In the past, oncologists were inclined to report 99223 (initial hospital care), the highest level of E/M for an inpatient encounter, when a patient's condition had deteriorated significantly but not enough to be immediately life-threatening.
"Physicians frequently undercode in this area," says Dianna Hoffbeck, president of Northshore Medical in Atlantic City, N.J.
Defining Critical Care
Oncologists also fail to use critical care service codes because many don't realize that the definition of critical care has changed in the past few years, says Nancy Giacomozzi, office manager for P.K. Administrative Services in Lakewood, Colo.
"It's been redefined," she says. "It no longer means that the patient faces imminent death. Now, the patient can have a critical condition leading to other life-threatening situations, such as heart or kidney failure. However, there are a lot of old-school billers who would not use (99291) because they still think death has to be imminent."
Medicare regulations set forth the following characteristics for critical care:
Examples of vital organ systems include the central nervous, circulatory and respiratory systems. Because these systems must be maintained and deterioration of them may lead to other life-threatening conditions, treating their decline should be considered safe harbors for using 99291, Hoffbeck says.
Putting 99291 To Use
To bill for critical care, the physician must devote his or her full attention to the patient and, therefore, cannot render E/M services to any other patient during the same period of time.
Critical care services are reported based on the duration of the visit, unlike normal E/M service, which is primarily based on the exam, history and medical decision-making. If the duration of the critical service is less than 30 minutes, the physician may not report 99291. Instead, the appropriate inpatient E/M code, such as 99223, should be used. Code 99291 is reported once for the first 30 to 74 minutes. Add-on code +99292 should be reported for each additional 30 minutes spent beyond the first hour and 14 minutes.
The duration of critical care that should be reported includes the time the physician spent working on the patient's case. That time may be spent at the immediate bedside or elsewhere on the floor, as long as the doctor is immediately available to the patient.
For example, time spent reviewing laboratory test results or discussing the patient's care with other medical staff in the unit or at the nursing station on the floor would be reported as critical care, even if it does not occur at the bedside.
Time spent in activities that occur outside of the unit or off the floor, such as telephone calls -- whether taken at home, in the office or elsewhere in the hospital -- may not be reported as critical care.
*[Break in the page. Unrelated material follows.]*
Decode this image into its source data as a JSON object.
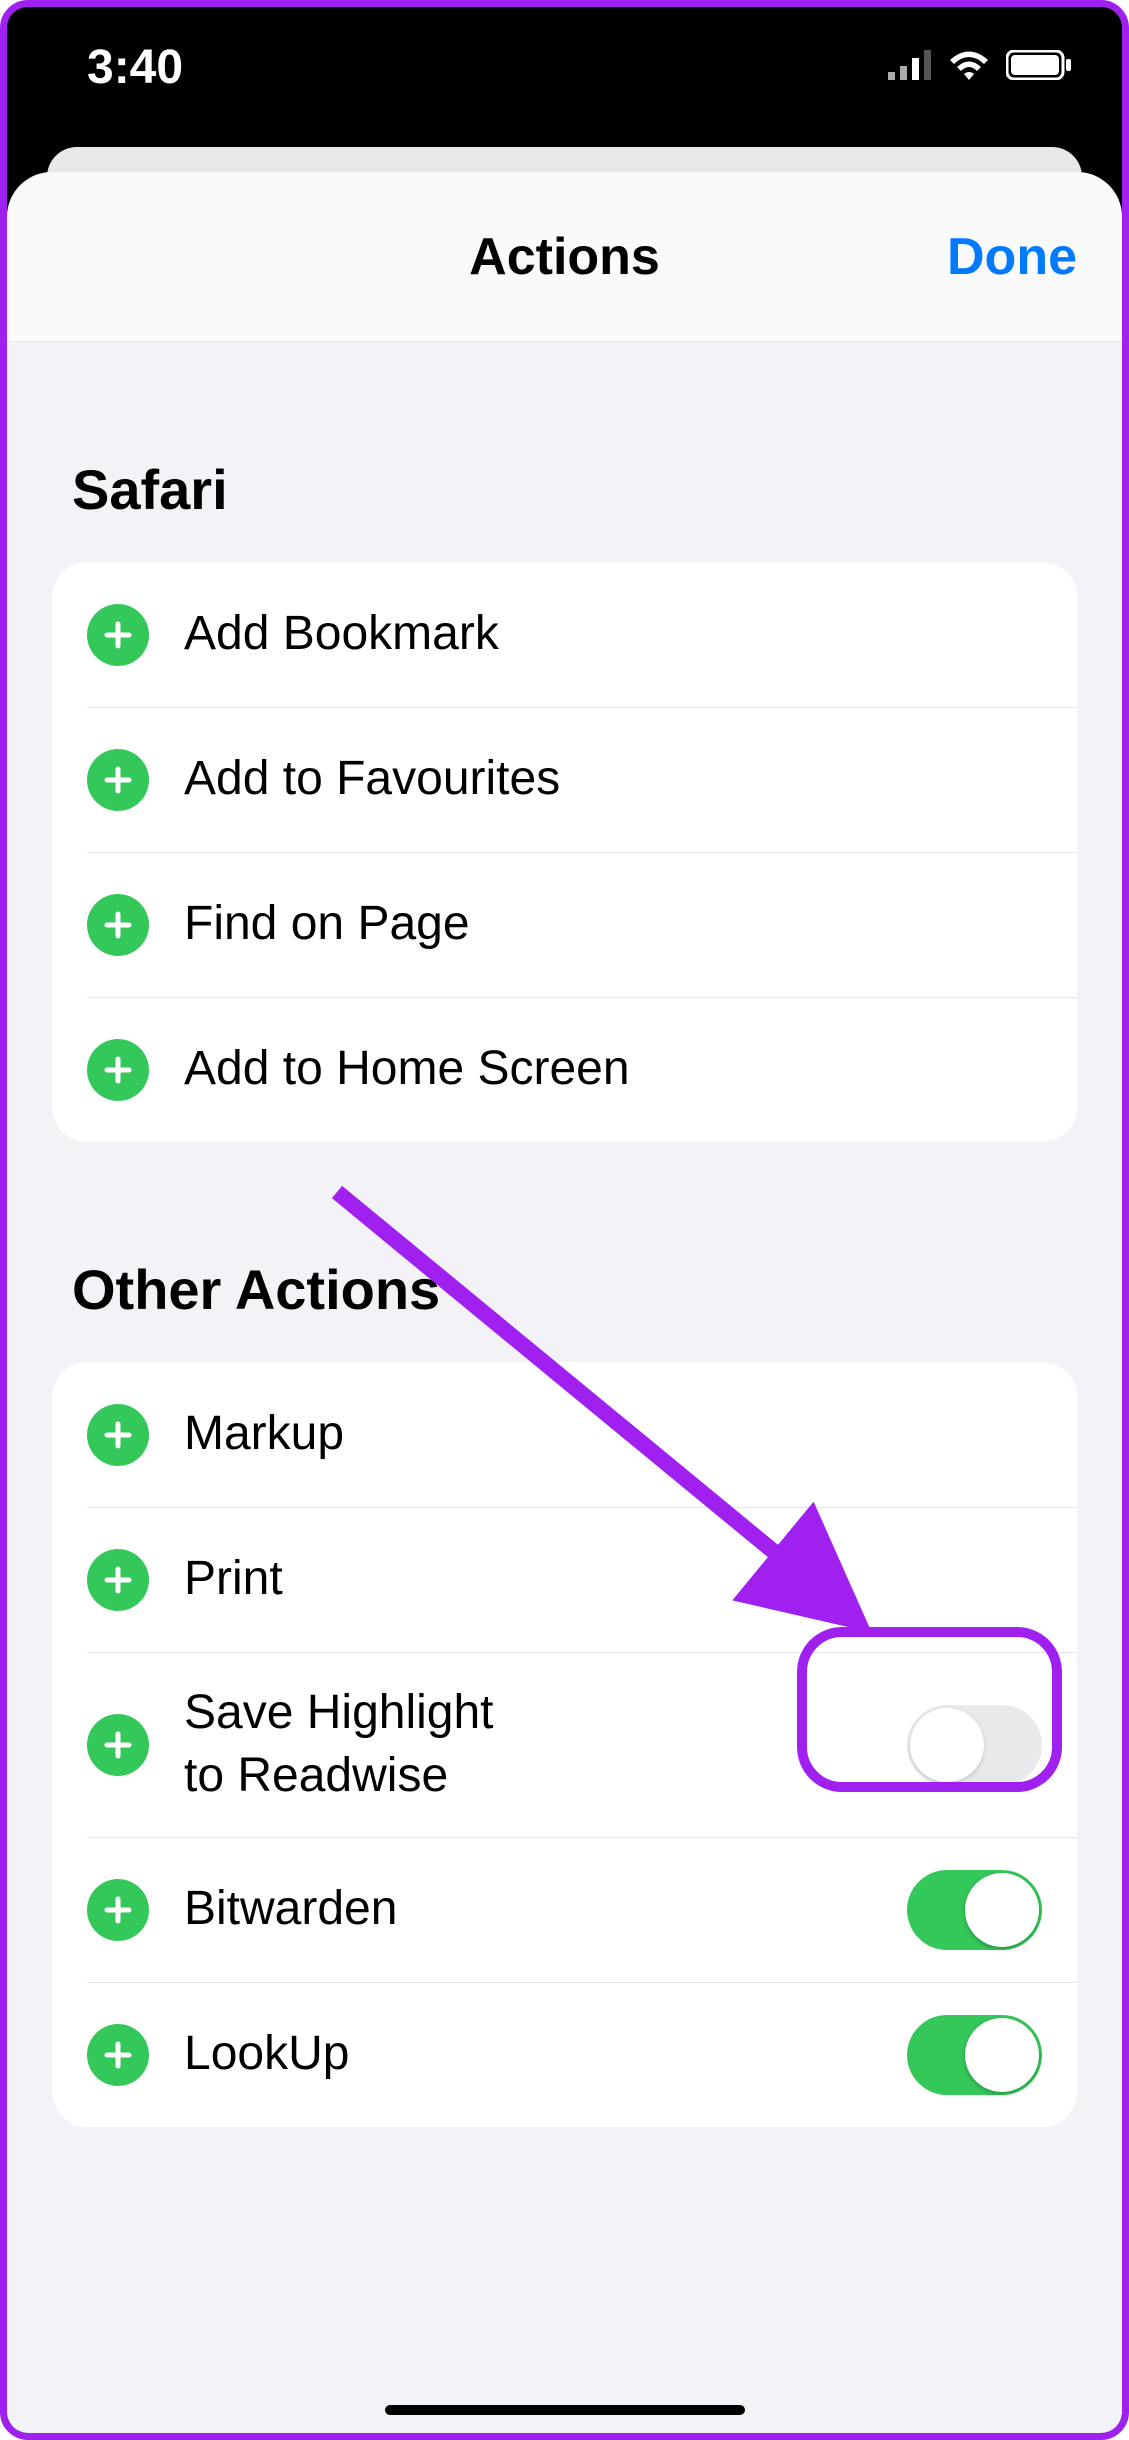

Counseling, either with the patient or family, is not considered critical care. However, if the patient is unable to talk to physicians or is clinically incompetent to participate in a discussion, the time spent with the family to obtain medical history, to review patient condition or prognosis and to discuss treatment can be included in the total time spent providing critical care.
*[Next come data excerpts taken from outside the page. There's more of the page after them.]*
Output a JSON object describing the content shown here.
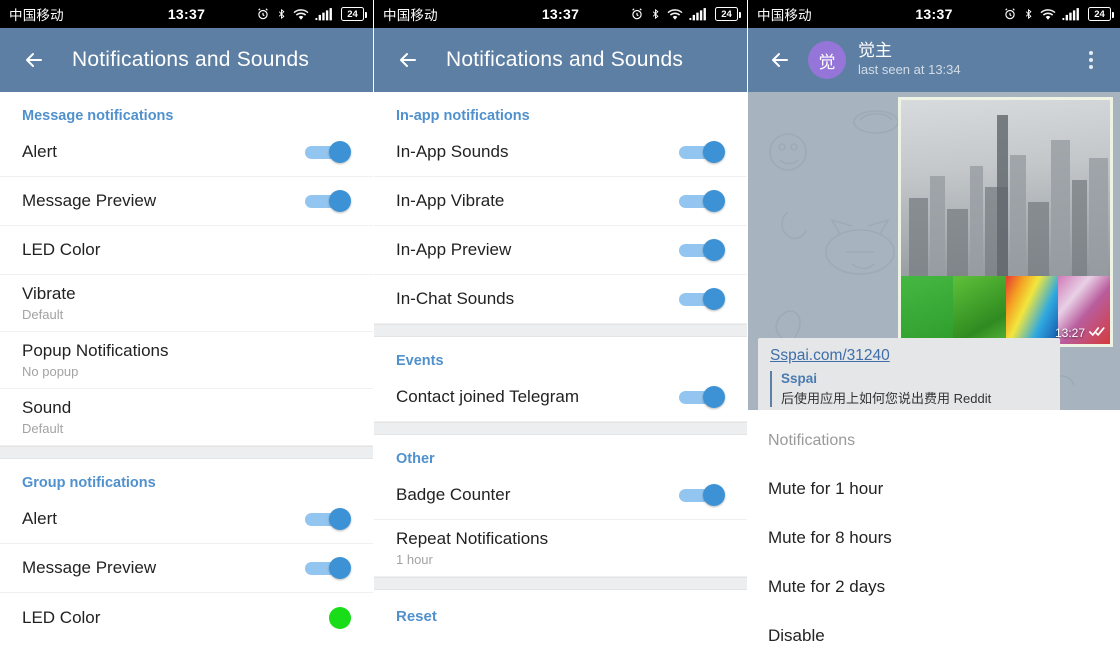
{
  "statusbar": {
    "carrier": "中国移动",
    "time": "13:37",
    "battery": "24",
    "icons": [
      "alarm-icon",
      "bluetooth-icon",
      "wifi-icon",
      "signal-icon",
      "battery-icon"
    ]
  },
  "screen1": {
    "appbar": {
      "title": "Notifications and Sounds",
      "back": "back-arrow-icon"
    },
    "sections": [
      {
        "title": "Message notifications",
        "rows": [
          {
            "label": "Alert",
            "sub": "",
            "control": "toggle",
            "on": true
          },
          {
            "label": "Message Preview",
            "sub": "",
            "control": "toggle",
            "on": true
          },
          {
            "label": "LED Color",
            "sub": "",
            "control": "none"
          },
          {
            "label": "Vibrate",
            "sub": "Default",
            "control": "none"
          },
          {
            "label": "Popup Notifications",
            "sub": "No popup",
            "control": "none"
          },
          {
            "label": "Sound",
            "sub": "Default",
            "control": "none"
          }
        ]
      },
      {
        "title": "Group notifications",
        "rows": [
          {
            "label": "Alert",
            "sub": "",
            "control": "toggle",
            "on": true
          },
          {
            "label": "Message Preview",
            "sub": "",
            "control": "toggle",
            "on": true
          },
          {
            "label": "LED Color",
            "sub": "",
            "control": "color-dot",
            "color": "#18dd18"
          }
        ]
      }
    ]
  },
  "screen2": {
    "appbar": {
      "title": "Notifications and Sounds",
      "back": "back-arrow-icon"
    },
    "sections": [
      {
        "title": "In-app notifications",
        "rows": [
          {
            "label": "In-App Sounds",
            "sub": "",
            "control": "toggle",
            "on": true
          },
          {
            "label": "In-App Vibrate",
            "sub": "",
            "control": "toggle",
            "on": true
          },
          {
            "label": "In-App Preview",
            "sub": "",
            "control": "toggle",
            "on": true
          },
          {
            "label": "In-Chat Sounds",
            "sub": "",
            "control": "toggle",
            "on": true
          }
        ]
      },
      {
        "title": "Events",
        "rows": [
          {
            "label": "Contact joined Telegram",
            "sub": "",
            "control": "toggle",
            "on": true
          }
        ]
      },
      {
        "title": "Other",
        "rows": [
          {
            "label": "Badge Counter",
            "sub": "",
            "control": "toggle",
            "on": true
          },
          {
            "label": "Repeat Notifications",
            "sub": "1 hour",
            "control": "none"
          }
        ]
      }
    ],
    "reset_label": "Reset"
  },
  "screen3": {
    "appbar": {
      "back": "back-arrow-icon",
      "avatar_letter": "觉",
      "name": "觉主",
      "status": "last seen at 13:34",
      "overflow": "more-options-icon"
    },
    "message": {
      "time": "13:27",
      "read_receipt": "double-check-icon"
    },
    "link_preview": {
      "url": "Sspai.com/31240",
      "site": "Sspai",
      "description": "后使用应用上如何您说出费用 Reddit"
    },
    "menu": {
      "title": "Notifications",
      "items": [
        "Mute for 1 hour",
        "Mute for 8 hours",
        "Mute for 2 days",
        "Disable"
      ]
    }
  },
  "colors": {
    "appbar": "#5d7fa4",
    "section_title": "#5091cd",
    "toggle_knob": "#3c92d4",
    "toggle_track": "#92c5ef",
    "led_green": "#18dd18",
    "avatar": "#9675d8"
  }
}
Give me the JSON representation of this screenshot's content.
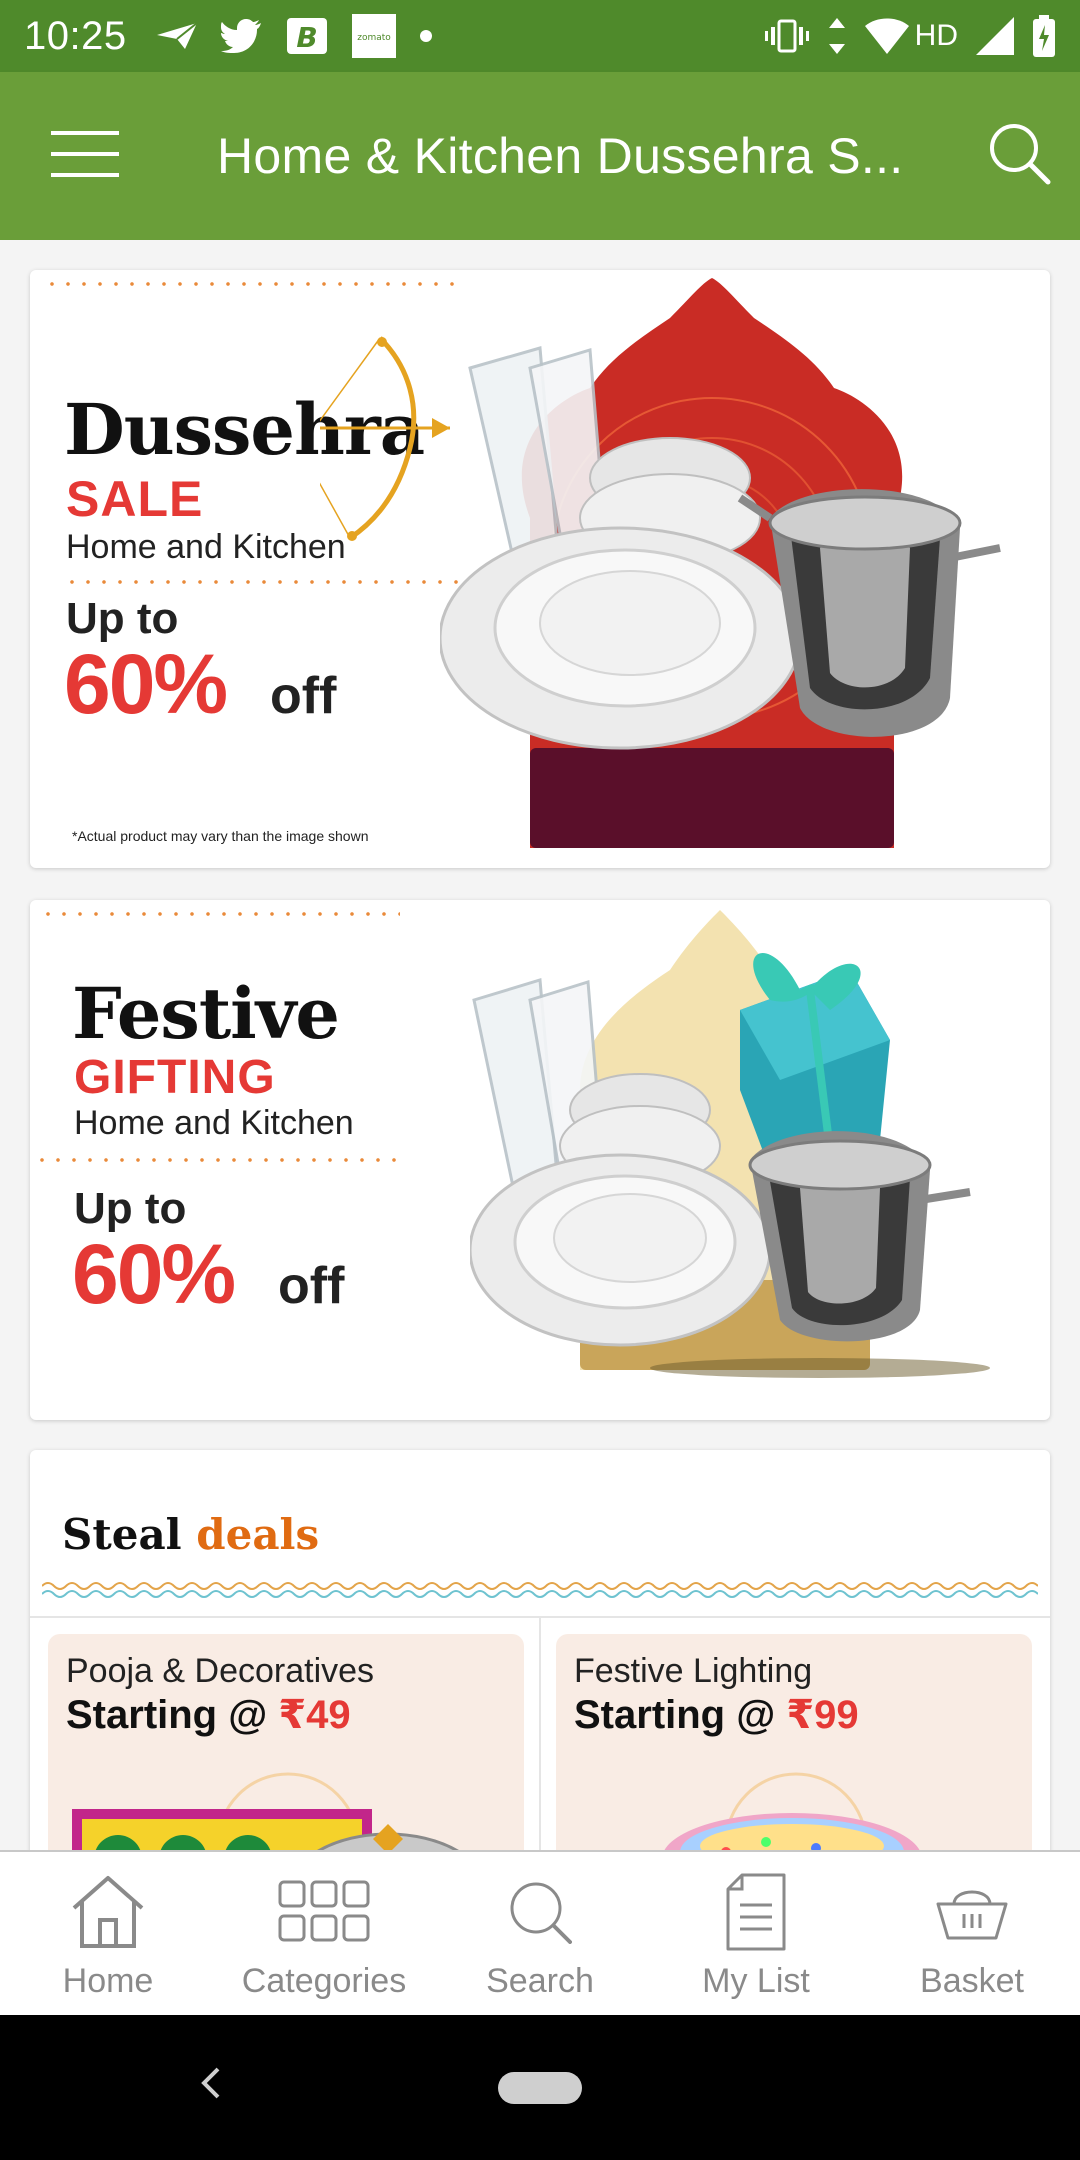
{
  "status_bar": {
    "time": "10:25",
    "network": "HD",
    "left_icons": [
      "send-icon",
      "twitter-icon",
      "b-app-icon",
      "zomato-icon",
      "dot-icon"
    ],
    "zomato_label": "zomato",
    "b_label": "B",
    "right_icons": [
      "vibrate-icon",
      "data-arrows-icon",
      "wifi-icon",
      "cell-signal-icon",
      "battery-icon"
    ]
  },
  "app_bar": {
    "title": "Home & Kitchen Dussehra S...",
    "menu_icon": "hamburger-menu-icon",
    "search_icon": "search-icon",
    "background": "#6a9e39"
  },
  "banners": [
    {
      "title": "Dussehra",
      "subtitle": "SALE",
      "category": "Home and Kitchen",
      "upto": "Up to",
      "discount": "60%",
      "off": "off",
      "note": "*Actual product may vary than the image shown"
    },
    {
      "title": "Festive",
      "subtitle": "GIFTING",
      "category": "Home and Kitchen",
      "upto": "Up to",
      "discount": "60%",
      "off": "off"
    }
  ],
  "steal_deals": {
    "title_main": "Steal",
    "title_highlight": "deals",
    "items": [
      {
        "name": "Pooja & Decoratives",
        "price_prefix": "Starting @ ",
        "price": "₹49"
      },
      {
        "name": "Festive Lighting",
        "price_prefix": "Starting @ ",
        "price": "₹99"
      }
    ]
  },
  "bottom_nav": {
    "items": [
      {
        "label": "Home",
        "icon": "home-icon"
      },
      {
        "label": "Categories",
        "icon": "categories-grid-icon"
      },
      {
        "label": "Search",
        "icon": "search-icon"
      },
      {
        "label": "My List",
        "icon": "list-document-icon"
      },
      {
        "label": "Basket",
        "icon": "basket-icon"
      }
    ]
  },
  "colors": {
    "status_bar": "#4f8a2b",
    "accent_red": "#e53935",
    "accent_orange": "#e06b12"
  }
}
Time spent in activities that do not directly contribute to the treatment of the patient may not be reported as critical care even if they are performed in the critical care unit at a patient's bedside. Such activities include telephone calls to discuss other patients, or reviews of professional literature.
Consider a patient diagnosed with breast cancer (174-174.9). Code 99291 can be used appropriately if the disease required the oncologist to admit the patient to an inpatient facility and he or she has an irregular or weak heartbeat.
ICD-9 code 174-174.9 should not be used as the primary diagnosis for 99291. Instead, 428.9 (heart failure, unspecified) should be listed as the primary diagnosis, and the breast cancer diagnosis code should be listed second, Giacomozzi says.
Bundling Services
Although 99291 provides more reimbursement than other E/M services, many procedures that are performed as a result of critical care should be bundled to 99291.
According to Medicare policy, many procedures, such as venipuncture, 36410; routine venipuncture, G0001; and ventilation, 94656, 94657, 94660 and 94662, are not paid when they are provided on the same day by the same physician providing the critical care. For a complete list of procedures that are bundled with critical care codes, consult your local medical review policies.